Praktisches Protokoll

Um eine Liste differentiell exprimierter Gene mit KEGG auf Pfade abzubilden, navigieren Sie zu kegg.jp und klicken Sie auf “KEGG Mapper” > “Search & Color Pathway”. Fügen Sie Ihre Genliste ein (mit Entrez-Gen-IDs oder UniProt-Accessions) und wählen Sie den Zielorganismus (z. B. “hsa” für Mensch). KEGG färbt die übereinstimmenden Gene auf jeder Pfadkarte ein und zeigt sofort an, welche Pfade angereichert sind. Für eine strengere statistische Analyse verwenden Sie das webbasierte KEGG-Anreicherungswerkzeug oder DAVID (david.ncifcrf.gov): Laden Sie Ihre Genliste hoch, wählen Sie die Spezies und führen Sie funktionelles Annotations-Clustering durch, um Anreicherungs-p-Werte und Falscherkennungsraten zu erhalten.

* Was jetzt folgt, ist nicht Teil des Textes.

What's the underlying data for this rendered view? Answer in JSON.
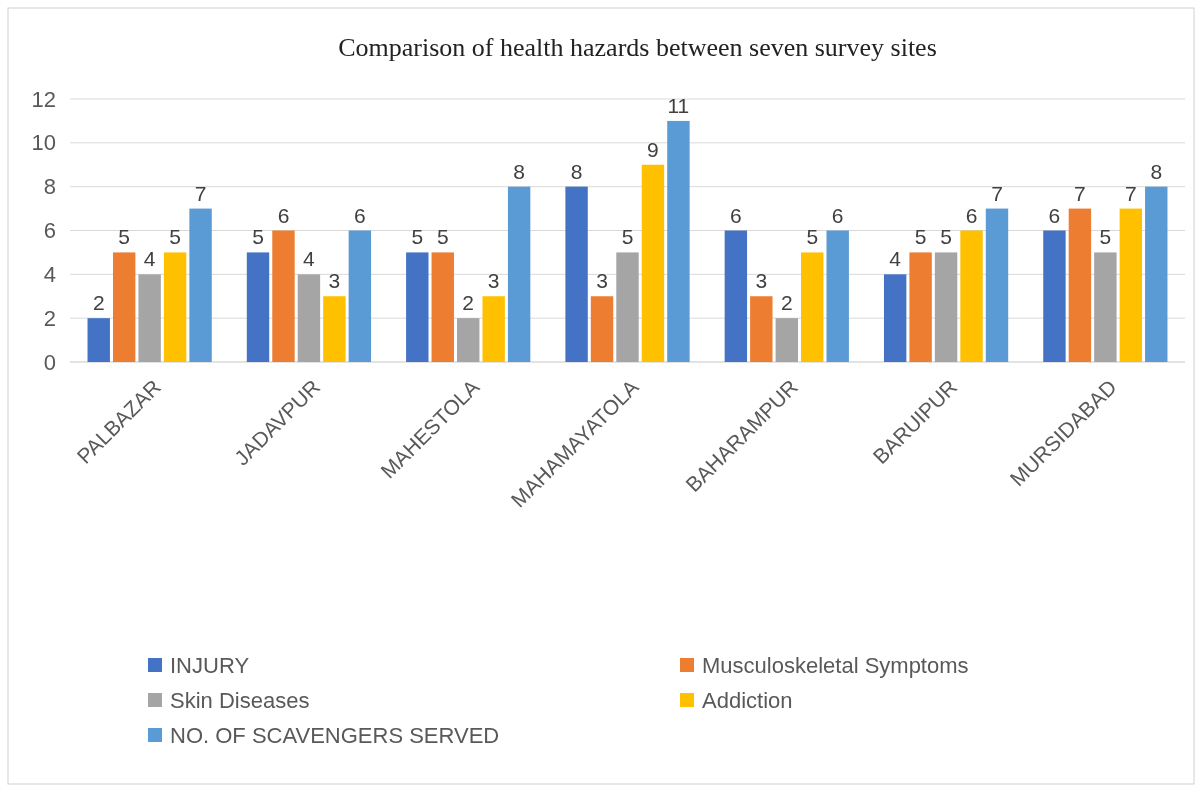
{
  "chart_data": {
    "type": "bar",
    "title": "Comparison of health hazards between seven survey sites",
    "categories": [
      "PALBAZAR",
      "JADAVPUR",
      "MAHESTOLA",
      "MAHAMAYATOLA",
      "BAHARAMPUR",
      "BARUIPUR",
      "MURSIDABAD"
    ],
    "series": [
      {
        "name": "INJURY",
        "color": "#4472c4",
        "values": [
          2,
          5,
          5,
          8,
          6,
          4,
          6
        ]
      },
      {
        "name": "Musculoskeletal Symptoms",
        "color": "#ed7d31",
        "values": [
          5,
          6,
          5,
          3,
          3,
          5,
          7
        ]
      },
      {
        "name": "Skin Diseases",
        "color": "#a5a5a5",
        "values": [
          4,
          4,
          2,
          5,
          2,
          5,
          5
        ]
      },
      {
        "name": "Addiction",
        "color": "#ffc000",
        "values": [
          5,
          3,
          3,
          9,
          5,
          6,
          7
        ]
      },
      {
        "name": "NO. OF SCAVENGERS SERVED",
        "color": "#5b9bd5",
        "values": [
          7,
          6,
          8,
          11,
          6,
          7,
          8
        ]
      }
    ],
    "ylim": [
      0,
      12
    ],
    "yticks": [
      0,
      2,
      4,
      6,
      8,
      10,
      12
    ],
    "grid": "y",
    "legend": "bottom",
    "data_labels": true
  }
}
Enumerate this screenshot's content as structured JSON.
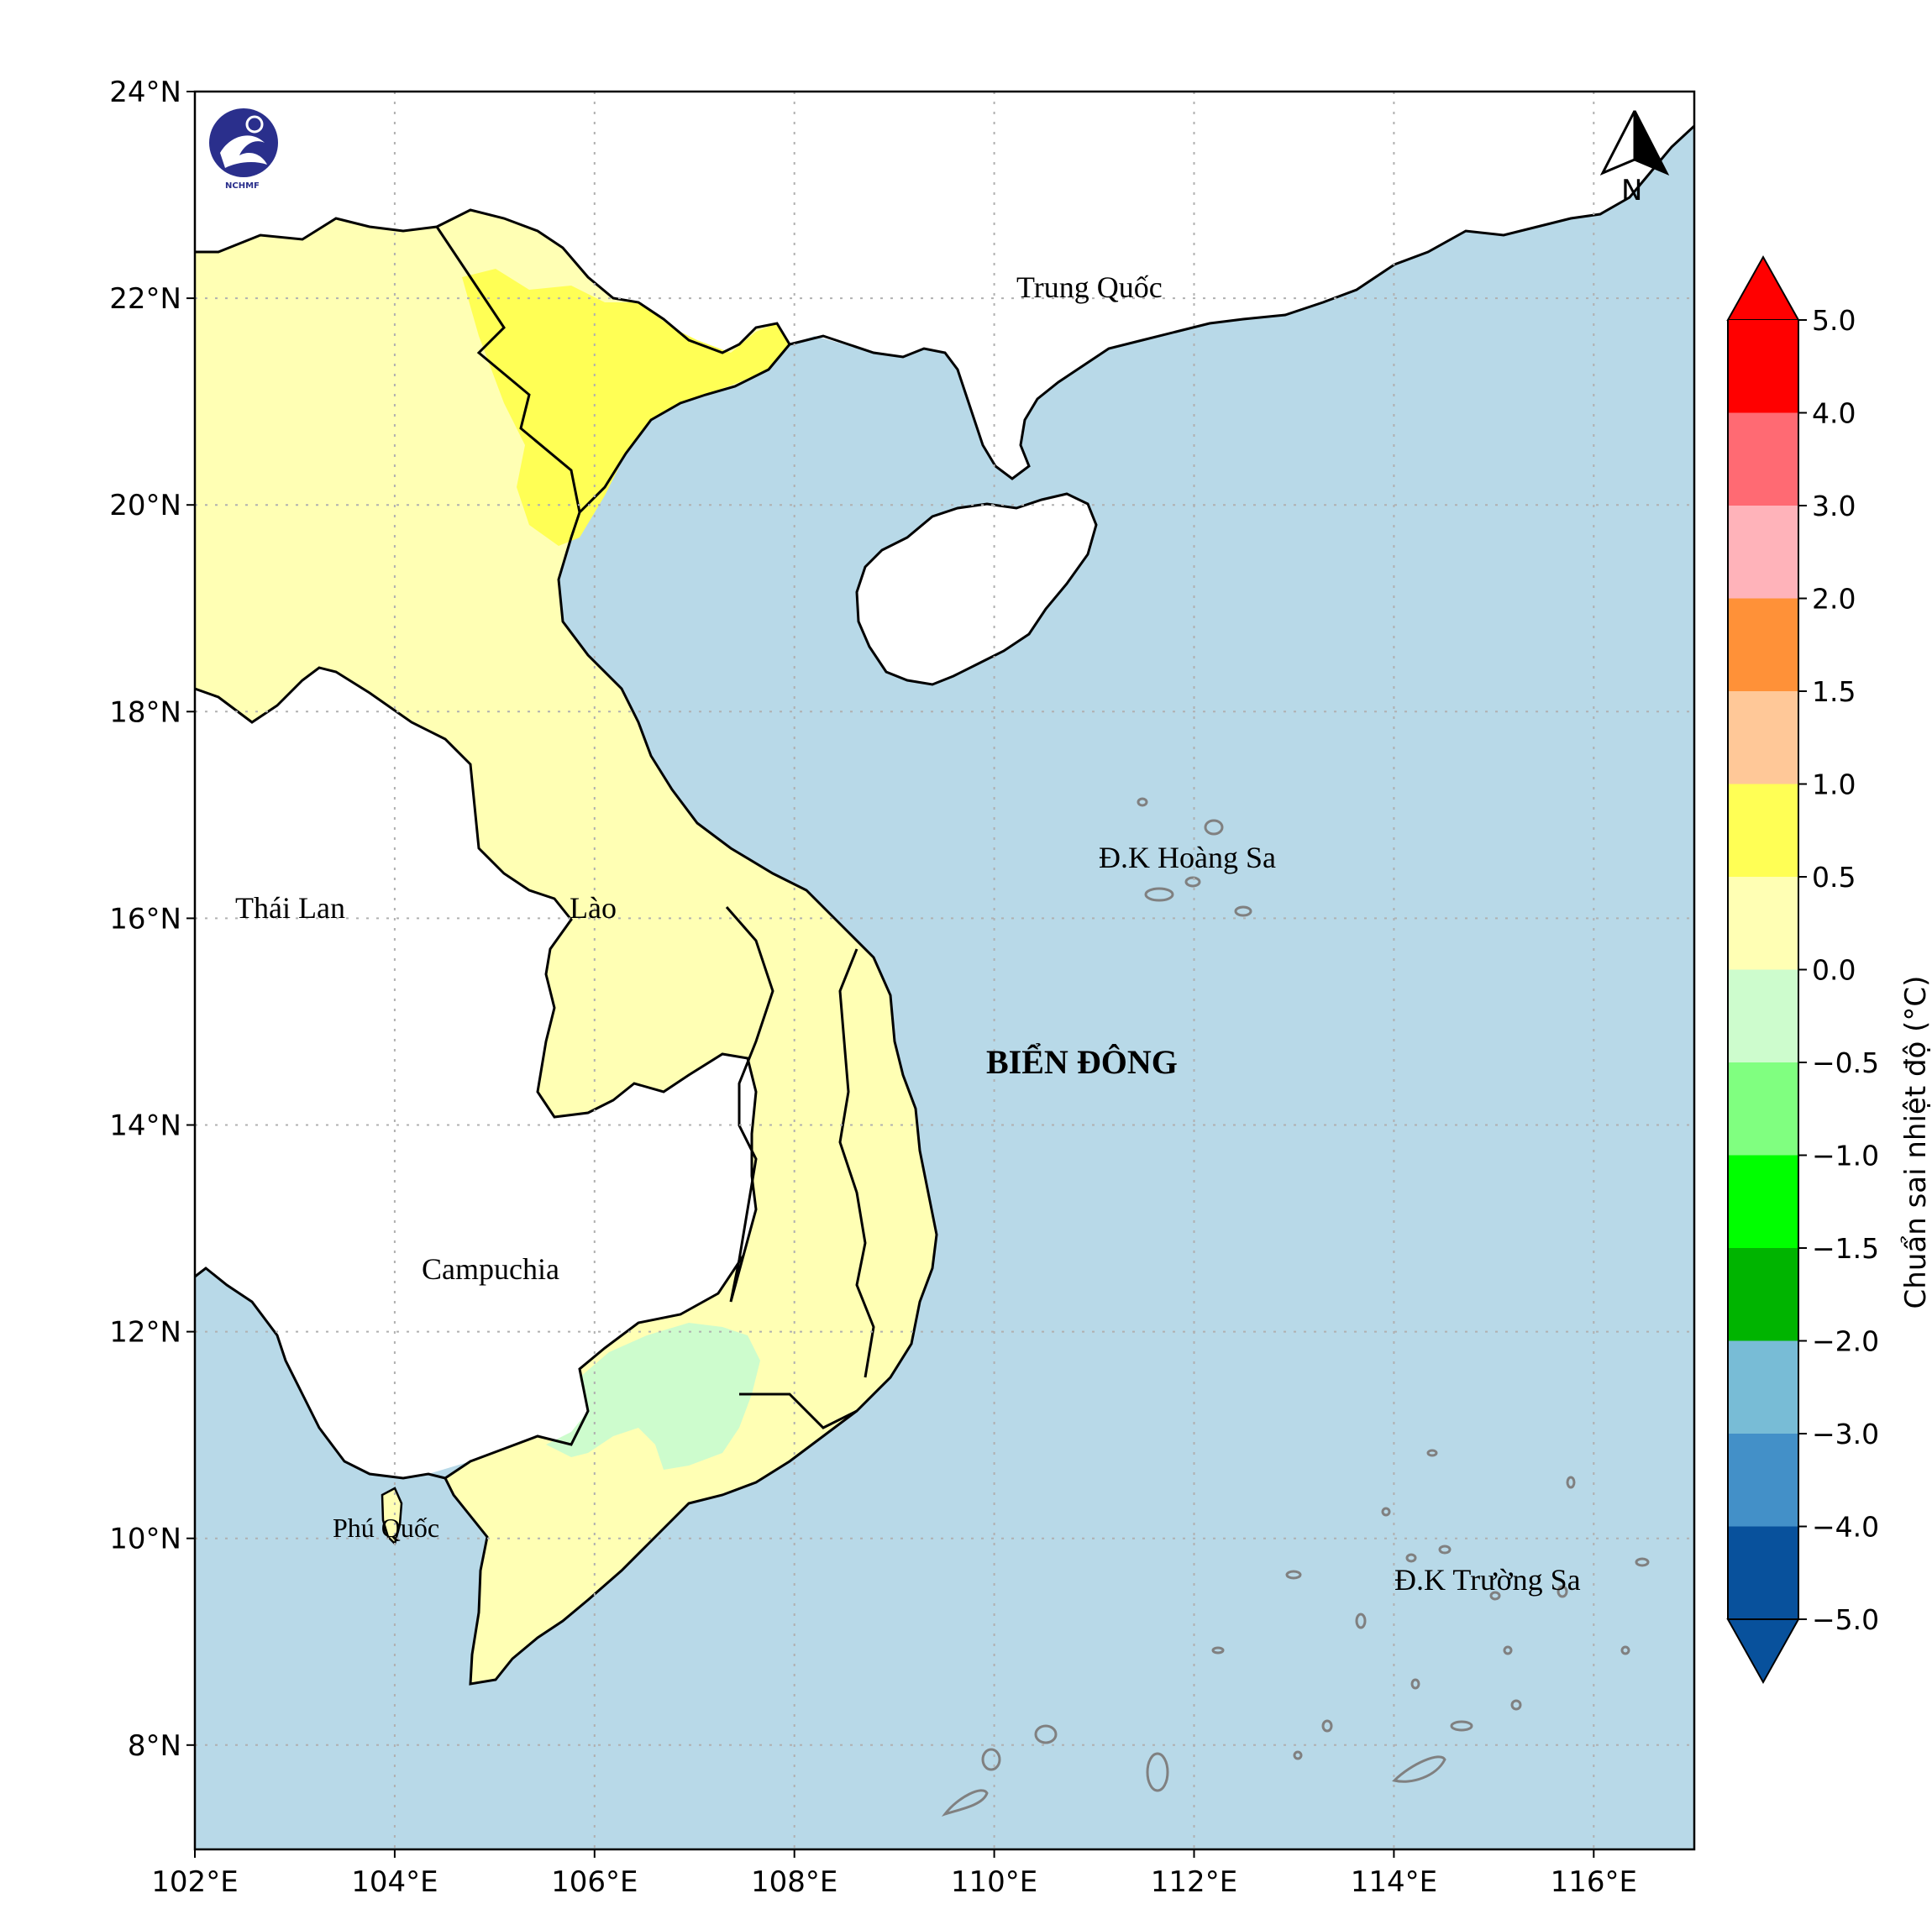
{
  "map": {
    "colors": {
      "sea": "#b8d9e8",
      "land_blank": "#ffffff",
      "anomaly_0_05": "#ffffb4",
      "anomaly_05_1": "#ffff55",
      "anomaly_neg05_0": "#cdfccd",
      "border": "#000000",
      "reef": "#808080",
      "grid": "#b0b0b0"
    },
    "lon_ticks": [
      "102°E",
      "104°E",
      "106°E",
      "108°E",
      "110°E",
      "112°E",
      "114°E",
      "116°E"
    ],
    "lat_ticks": [
      "24°N",
      "22°N",
      "20°N",
      "18°N",
      "16°N",
      "14°N",
      "12°N",
      "10°N",
      "8°N"
    ],
    "labels": {
      "china": "Trung Quốc",
      "thailand": "Thái Lan",
      "laos": "Lào",
      "cambodia": "Campuchia",
      "phu_quoc": "Phú Quốc",
      "sea": "BIỂN ĐÔNG",
      "hoang_sa": "Đ.K Hoàng Sa",
      "truong_sa": "Đ.K Trường Sa"
    },
    "north_arrow_letter": "N",
    "logo_text": "NCHMF"
  },
  "colorbar": {
    "title": "Chuẩn sai nhiệt độ (°C)",
    "ticks": [
      "5.0",
      "4.0",
      "3.0",
      "2.0",
      "1.5",
      "1.0",
      "0.5",
      "0.0",
      "−0.5",
      "−1.0",
      "−1.5",
      "−2.0",
      "−3.0",
      "−4.0",
      "−5.0"
    ],
    "colors_top_to_bottom": [
      "#ff0000",
      "#ff6a73",
      "#ffb3ba",
      "#ff9138",
      "#ffc898",
      "#ffff55",
      "#ffffb4",
      "#cdfccd",
      "#80ff80",
      "#00ff00",
      "#00b400",
      "#78bcd6",
      "#4390c8",
      "#08519c"
    ],
    "extend_max_color": "#ff0000",
    "extend_min_color": "#08519c"
  }
}
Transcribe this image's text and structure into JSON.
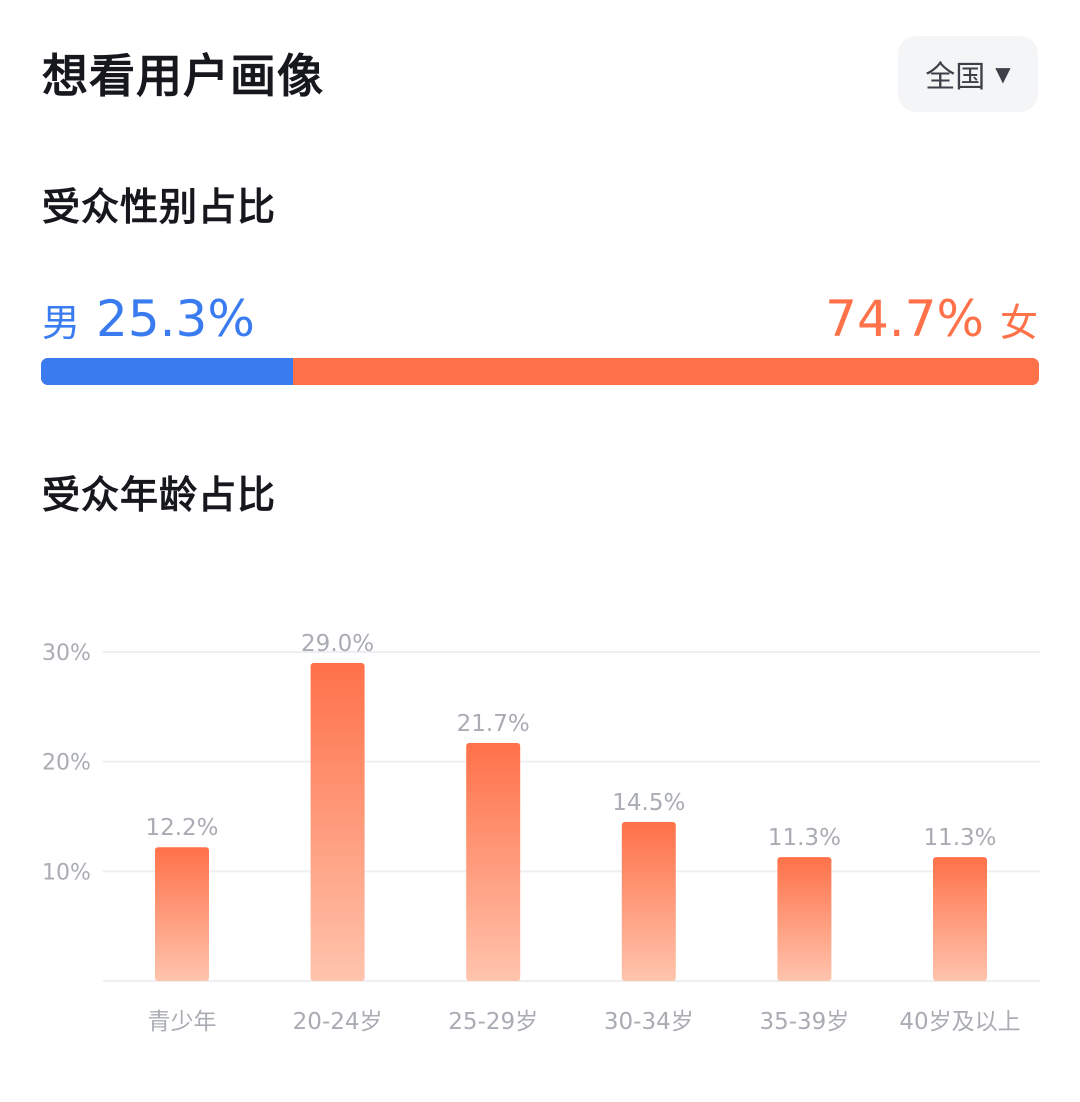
{
  "header": {
    "title": "想看用户画像",
    "region": "全国"
  },
  "gender": {
    "section_title": "受众性别占比",
    "male_label": "男",
    "male_value": "25.3%",
    "female_value": "74.7%",
    "female_label": "女",
    "male_fraction": 0.253,
    "colors": {
      "male": "#3a7cf0",
      "female": "#ff7149"
    }
  },
  "age": {
    "section_title": "受众年龄占比"
  },
  "chart_data": {
    "type": "bar",
    "categories": [
      "青少年",
      "20-24岁",
      "25-29岁",
      "30-34岁",
      "35-39岁",
      "40岁及以上"
    ],
    "values": [
      12.2,
      29.0,
      21.7,
      14.5,
      11.3,
      11.3
    ],
    "value_labels": [
      "12.2%",
      "29.0%",
      "21.7%",
      "14.5%",
      "11.3%",
      "11.3%"
    ],
    "yticks": [
      10,
      20,
      30
    ],
    "ytick_labels": [
      "10%",
      "20%",
      "30%"
    ],
    "ylim": [
      0,
      30
    ],
    "grid": true,
    "bar_color_top": "#ff7149",
    "bar_color_bottom": "#ffc4ad"
  }
}
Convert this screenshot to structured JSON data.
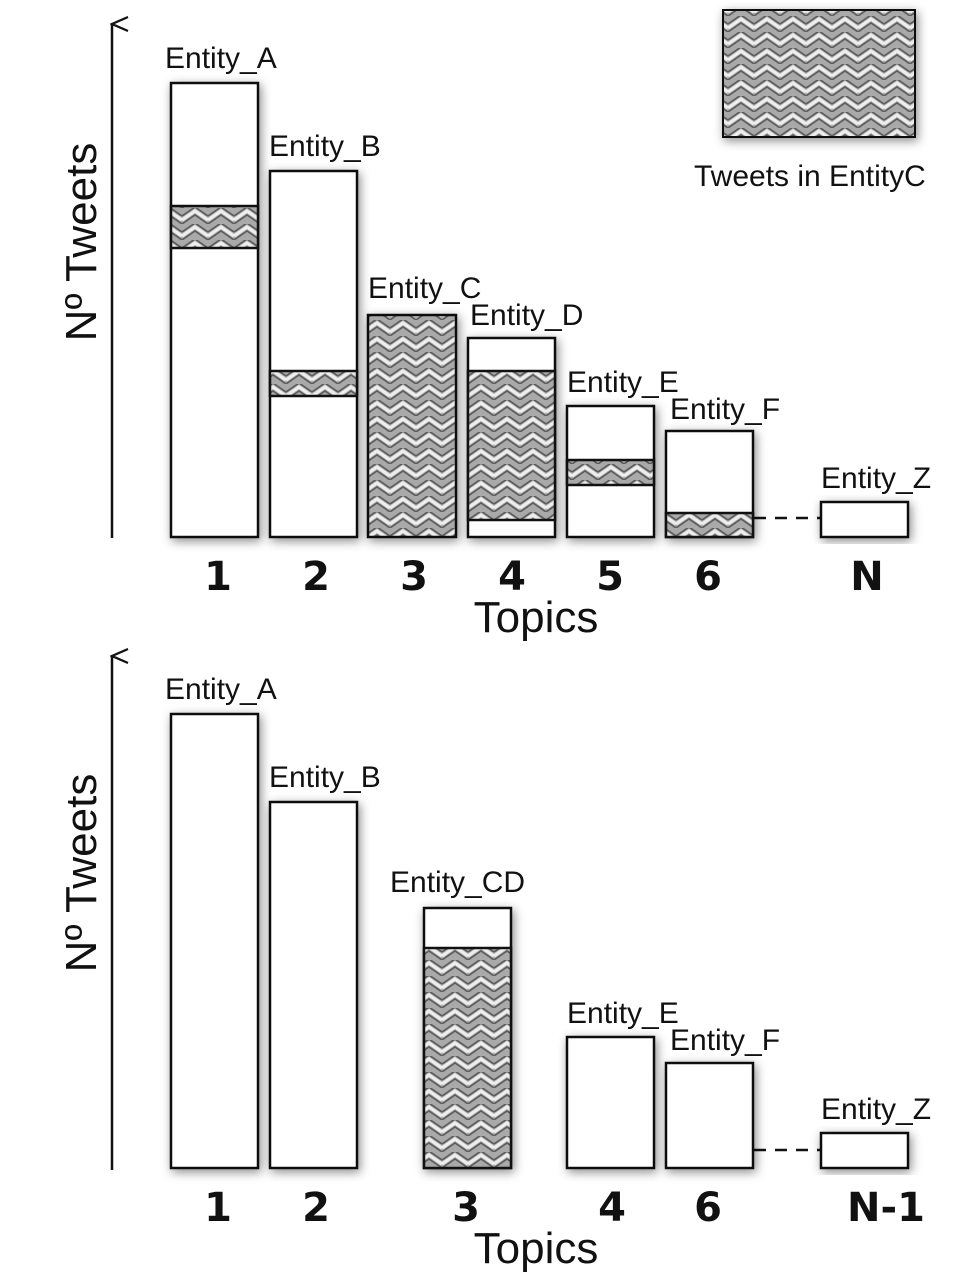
{
  "legend": {
    "label": "Tweets in EntityC"
  },
  "panels": [
    {
      "ylabel": "Nº Tweets",
      "xlabel": "Topics",
      "bars": [
        {
          "tick": "1",
          "label": "Entity_A"
        },
        {
          "tick": "2",
          "label": "Entity_B"
        },
        {
          "tick": "3",
          "label": "Entity_C"
        },
        {
          "tick": "4",
          "label": "Entity_D"
        },
        {
          "tick": "5",
          "label": "Entity_E"
        },
        {
          "tick": "6",
          "label": "Entity_F"
        },
        {
          "tick": "N",
          "label": "Entity_Z"
        }
      ]
    },
    {
      "ylabel": "Nº Tweets",
      "xlabel": "Topics",
      "bars": [
        {
          "tick": "1",
          "label": "Entity_A"
        },
        {
          "tick": "2",
          "label": "Entity_B"
        },
        {
          "tick": "3",
          "label": "Entity_CD"
        },
        {
          "tick": "4",
          "label": "Entity_E"
        },
        {
          "tick": "6",
          "label": "Entity_F"
        },
        {
          "tick": "N-1",
          "label": "Entity_Z"
        }
      ]
    }
  ]
}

Für die GO-Anreicherungsanalyse verwenden Sie die Gene-Ontology-Ressource (geneontology.org): Fügen Sie Ihre Genliste ein, wählen Sie den Evidenzcode-Filter (z. B. “IEA” für höhere Konfidenz ausschließen) und betrachten Sie die angereicherten Begriffe als hierarchischen Baum oder Balkendiagramm. Als konkretes Beispiel: Ein Forscher, der RNA-seq an Lebergewebe eines Mausmodells für nicht-alkoholische Fettlebererkrankung durchführt, identifiziert 500 hochregulierte Gene. Die Übermittlung an KEGG Mapper zeigt eine Überrepräsentation des “PPAR-Signalwegs” (p = 10-8), des “Fettsäurestoffwechsels” (p = 10-6) und der “oxidativen Phosphorylierung” (p = 10-4). Die GO-Anreicherung bestätigt die Anreicherung des “lipid metabolic process” (GO:0006629) und des “mitochondrial electron transport” (GO:0006120) und bietet eine systemweite Sicht der dem Krankheitsphänotyp zugrunde liegenden metabolischen Umprogrammierung. Kombinierte GO- und KEGG-Analysen liefern somit komplementäre Ansichten, GO zeigt mechanistische Details (z. B. spezifische Transporter oder Enzyme), während KEGG zeigt, wie diese Komponenten in größere Pfadkarten integriert sind.